I therefore personally decided to use a hearing aid in my non-implanted ear. I hear music much better whilst using a combination of a HA and a CI. But is it just me? No. A study be El Fata et al (Audiol Neurootol. 2009;14 Suppl 1:14-21. Epub 2009 Apr 22) looked at 14 adults who continued to use a hearing aid in their non-implanted ear after getting a CI. Subjects were asked to identify excerpts from 15 popular songs, which were familiar to them. The presentations were done bimodally, with the CI alone and then HA alone. Musical excerpts were presented in each condition with and then without lyrics. Those subjects who had more low frequency residual hearing (> 85 dB HL in the lows) did much better on all the tasks with both a CI and an HA than either the CI only condition or HA alone.

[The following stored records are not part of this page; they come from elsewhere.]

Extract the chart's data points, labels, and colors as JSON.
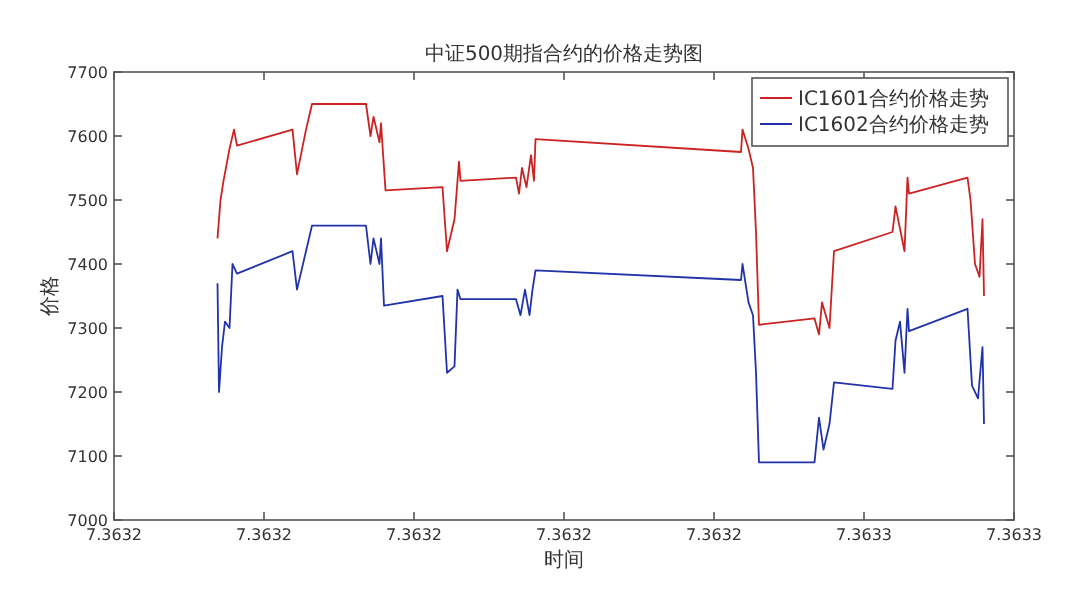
{
  "chart_data": {
    "type": "line",
    "title": "中证500期指合约的价格走势图",
    "xlabel": "时间",
    "ylabel": "价格",
    "xlim": [
      7.3632,
      7.36326
    ],
    "xticks": [
      {
        "value": 7.3632,
        "label": "7.3632"
      },
      {
        "value": 7.36321,
        "label": "7.3632"
      },
      {
        "value": 7.36322,
        "label": "7.3632"
      },
      {
        "value": 7.36323,
        "label": "7.3632"
      },
      {
        "value": 7.36324,
        "label": "7.3632"
      },
      {
        "value": 7.36325,
        "label": "7.3633"
      },
      {
        "value": 7.36326,
        "label": "7.3633"
      }
    ],
    "ylim": [
      7000,
      7700
    ],
    "yticks": [
      7000,
      7100,
      7200,
      7300,
      7400,
      7500,
      7600,
      7700
    ],
    "legend": "top right",
    "series": [
      {
        "name": "IC1601合约价格走势",
        "color": "#cc2222",
        "x": [
          7.3632069,
          7.3632071,
          7.3632073,
          7.3632077,
          7.363208,
          7.3632082,
          7.3632119,
          7.3632122,
          7.3632128,
          7.3632132,
          7.3632168,
          7.3632171,
          7.3632173,
          7.3632177,
          7.3632178,
          7.3632181,
          7.3632219,
          7.3632222,
          7.3632227,
          7.363223,
          7.3632231,
          7.3632268,
          7.363227,
          7.3632272,
          7.3632275,
          7.3632278,
          7.363228,
          7.3632281,
          7.3632418,
          7.3632419,
          7.3632423,
          7.3632426,
          7.3632428,
          7.363243,
          7.3632467,
          7.363247,
          7.3632472,
          7.3632477,
          7.363248,
          7.3632519,
          7.3632521,
          7.3632527,
          7.3632529,
          7.363253,
          7.3632569,
          7.3632571,
          7.3632574,
          7.3632577,
          7.3632579,
          7.363258
        ],
        "values": [
          7440,
          7500,
          7530,
          7580,
          7610,
          7585,
          7610,
          7540,
          7610,
          7650,
          7650,
          7600,
          7630,
          7590,
          7620,
          7515,
          7520,
          7420,
          7470,
          7560,
          7530,
          7535,
          7510,
          7550,
          7520,
          7570,
          7530,
          7595,
          7575,
          7610,
          7580,
          7550,
          7450,
          7305,
          7315,
          7290,
          7340,
          7300,
          7420,
          7450,
          7490,
          7420,
          7535,
          7510,
          7535,
          7500,
          7400,
          7380,
          7470,
          7350
        ]
      },
      {
        "name": "IC1602合约价格走势",
        "color": "#2233aa",
        "x": [
          7.3632069,
          7.363207,
          7.3632072,
          7.3632074,
          7.3632077,
          7.3632079,
          7.3632082,
          7.3632119,
          7.3632122,
          7.3632128,
          7.3632132,
          7.3632168,
          7.3632171,
          7.3632173,
          7.3632177,
          7.3632178,
          7.363218,
          7.3632219,
          7.3632222,
          7.3632227,
          7.3632229,
          7.3632231,
          7.3632268,
          7.3632271,
          7.3632274,
          7.3632277,
          7.3632279,
          7.3632281,
          7.3632418,
          7.3632419,
          7.3632423,
          7.3632426,
          7.3632428,
          7.363243,
          7.3632467,
          7.363247,
          7.3632473,
          7.3632477,
          7.363248,
          7.3632519,
          7.3632521,
          7.3632524,
          7.3632527,
          7.3632529,
          7.363253,
          7.3632569,
          7.3632572,
          7.3632576,
          7.3632579,
          7.363258
        ],
        "values": [
          7370,
          7200,
          7270,
          7310,
          7300,
          7400,
          7385,
          7420,
          7360,
          7420,
          7460,
          7460,
          7400,
          7440,
          7400,
          7440,
          7335,
          7350,
          7230,
          7240,
          7360,
          7345,
          7345,
          7320,
          7360,
          7320,
          7360,
          7390,
          7375,
          7400,
          7340,
          7320,
          7230,
          7090,
          7090,
          7160,
          7110,
          7150,
          7215,
          7205,
          7280,
          7310,
          7230,
          7330,
          7295,
          7330,
          7210,
          7190,
          7270,
          7150
        ]
      }
    ]
  }
}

Another study by Gfeller et al in 2007 (Ear & Hearing: June 2007 – Volume 28 – Issue 3 – pp 412-423) also confirms the need for better low frequency hearing for music perception. In this study, CI users which electrical only stimulation (the regular type of CI) were compared to subjects with a hybrid implant. The hybrid implant uses a shorter electrode array for giving you the high pitches whilst still using a hearing aid type of air conduction for the low pitches. Usesing low frequecny acoustic hearing significantly improved pitch perception compared with elctric only CI’s. But before you go rushing off asking for a hybrid implant, you need to know that not everyone can get one of those. You need to still have sufficient low frequency hearing.
So here’s what I can conclude from these articles:
1. The newer studies seem to show better music perception in CI users than older studies. This is most likely due to improvements in technology in which the newer implants give a richer sound than the older devices.
2. Music perception with a CI via electrical stimulation could still be improved. It seems to be related to the poor perception of the low frequencies.
3. If you still have some usable residual hearing in your non-implanted ear, use a hearing aid in that ear.
4. Help your ears by making music easier to hear. Use some of the techniques I use by adding FM technology to your CI and hearing aid for either live music or with an iPod.